Voici comment Rosweyde entende recuellir et préparer les matériaux.

Pour les Vie déja imprimées, par example dans Lippomano et Surius, ne pas se contenter du texte de ces éditions, mais le collationner sur les manuscrits. On sait que dans les recueils précédents les pièces ont été souvent retouchées pour le style. L’autorité du document s’en trouve diminuée et le sens fréquemment altéré. Des prologues, des miracles, des passages obscurs ont été supprimés. It faut rétablir les textes dans leur intégrité.

Les pièces dont on ne trouve pas de manuscrits ne seront admises que si l’on a l’assurance qu’elles n’ont pas été retouchées. Quant aux Vies inédites, elles doivent être cherchées partout et insérées, à leur rang, parmi les autres. Les passages obscurs ne doivent pas être laissés sans explication ; ils seront éclaircis selon le programme des Illustrationes [in Vitas sanctorum].

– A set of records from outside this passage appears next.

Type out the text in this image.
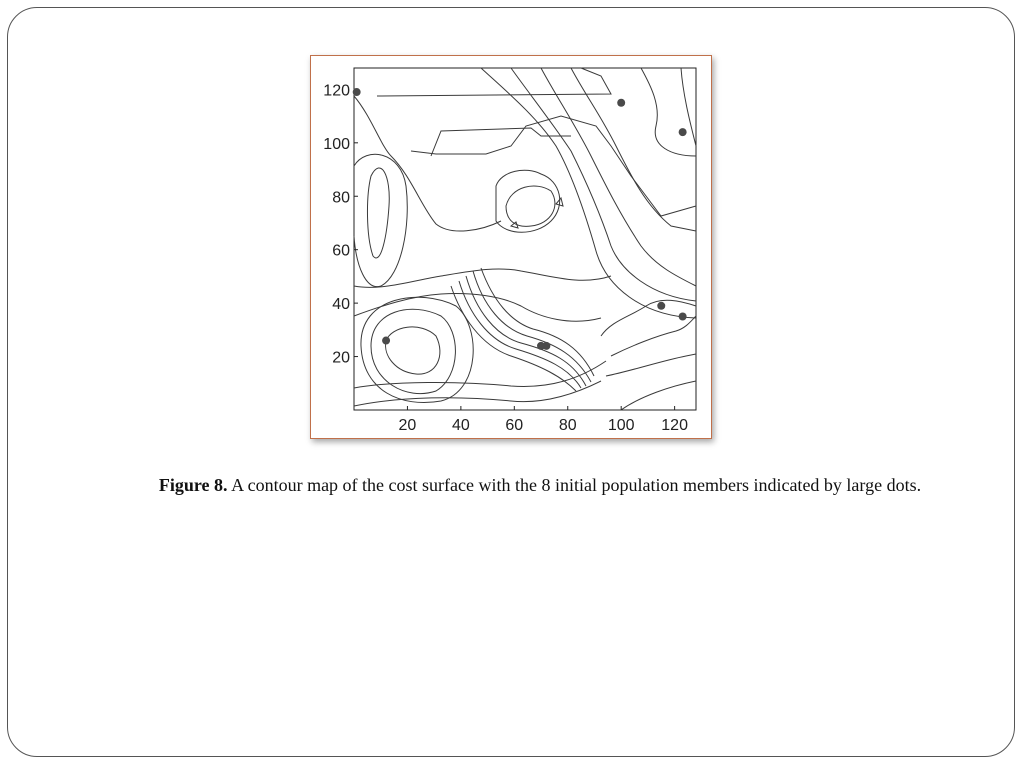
20 40 60 80 100 120
20
40
60
80
100
120
Figure 8. A contour map of the cost surface with the 8 initial population members indicated by large dots.
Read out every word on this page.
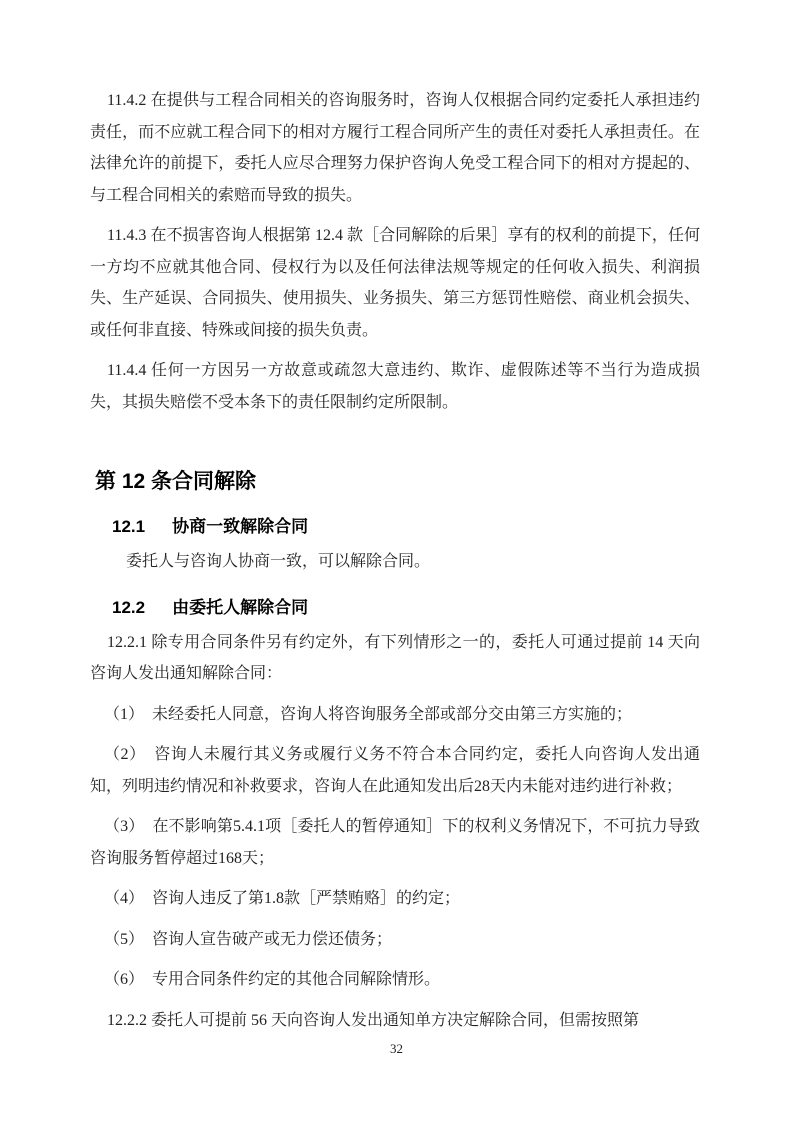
11.4.2 在提供与工程合同相关的咨询服务时，咨询人仅根据合同约定委托人承担违约责任，而不应就工程合同下的相对方履行工程合同所产生的责任对委托人承担责任。在法律允许的前提下，委托人应尽合理努力保护咨询人免受工程合同下的相对方提起的、与工程合同相关的索赔而导致的损失。

11.4.3 在不损害咨询人根据第 12.4 款［合同解除的后果］享有的权利的前提下，任何一方均不应就其他合同、侵权行为以及任何法律法规等规定的任何收入损失、利润损失、生产延误、合同损失、使用损失、业务损失、第三方惩罚性赔偿、商业机会损失、或任何非直接、特殊或间接的损失负责。

11.4.4 任何一方因另一方故意或疏忽大意违约、欺诈、虚假陈述等不当行为造成损失，其损失赔偿不受本条下的责任限制约定所限制。

第 12 条合同解除
12.1 协商一致解除合同

委托人与咨询人协商一致，可以解除合同。

12.2 由委托人解除合同

12.2.1 除专用合同条件另有约定外，有下列情形之一的，委托人可通过提前 14 天向咨询人发出通知解除合同：

（1）　未经委托人同意，咨询人将咨询服务全部或部分交由第三方实施的；

（2）　咨询人未履行其义务或履行义务不符合本合同约定，委托人向咨询人发出通知，列明违约情况和补救要求，咨询人在此通知发出后28天内未能对违约进行补救；

（3）　在不影响第5.4.1项［委托人的暂停通知］下的权利义务情况下，不可抗力导致咨询服务暂停超过168天；

（4）　咨询人违反了第1.8款［严禁贿赂］的约定；

（5）　咨询人宣告破产或无力偿还债务；

（6）　专用合同条件约定的其他合同解除情形。

12.2.2 委托人可提前 56 天向咨询人发出通知单方决定解除合同，但需按照第

32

Finally, while Rosweyde’s work does not yet fully exemplify the critical attitude of the following centuries, it is nevertheless a remarkable step forward from his predecessors, and one that is hardly without value even today.

Les méthodes minutieuses et précises appliquées de nos jours à l’établissement des textes n’étaient point créées à l’époque de Rosweyde, et il ne faut point chercher dans son édition les résultats qui supposent un travail de ce genre. Mais en dehors de cela, il a abordé tous les problèmes ; son intelligence claire les a nettement posés et résolus avec les ressources d’une érudition solide, sobre et élégante. Si l’on tient compte de l’étendue et de la variété des écrits qui forment le recueil, de l’imperfection des instruments de travail d’alors, des difficultés de l’exécution, on n’exagérera guère en qualifiant de chef-d’oeurve le Vitae Patrum de Rosweyde. (Delehaye, pp. 19-20; ET p. 20)

p. 812

Rosweyde laid the groundwork with his plan, his purposeful approach to the texts, and his industry, but his death came before much of the task was realized. His work would continue in the hands of Jean Bollandus, from whom, of course, the society takes its name.

Note

[1] Yes, I know there is an English translation of Delehaye’s history of the first three centuries of the Bollandists, and that the first edition is available here, but I am too fond of French not to quote it. I have used the second French edition, but the first (1920) is available here. The corresponding pages in the first edition of the English translation are given for those who want or need them. In Latin, cf. also the proemium to Acta Sanctorum, Oct., vol. 7, pt. 1, available here (and, if you’re lucky, in your library: these magnificent volumes deserve to be read and touched directly.) More recent perspectives on Rosweyde and the subsequent work of the Bollandists will be found in R. Godding, B. Joassart, X. Lequeux, and F. De Vriendt, De Rosweyde aux Acta Sanctorum: La recherche hagiographique des Bollandistes à travers quatre siècles. Actes du Colloques international (Bruxelles, 5 octobre 2007) (Brussels, 2009).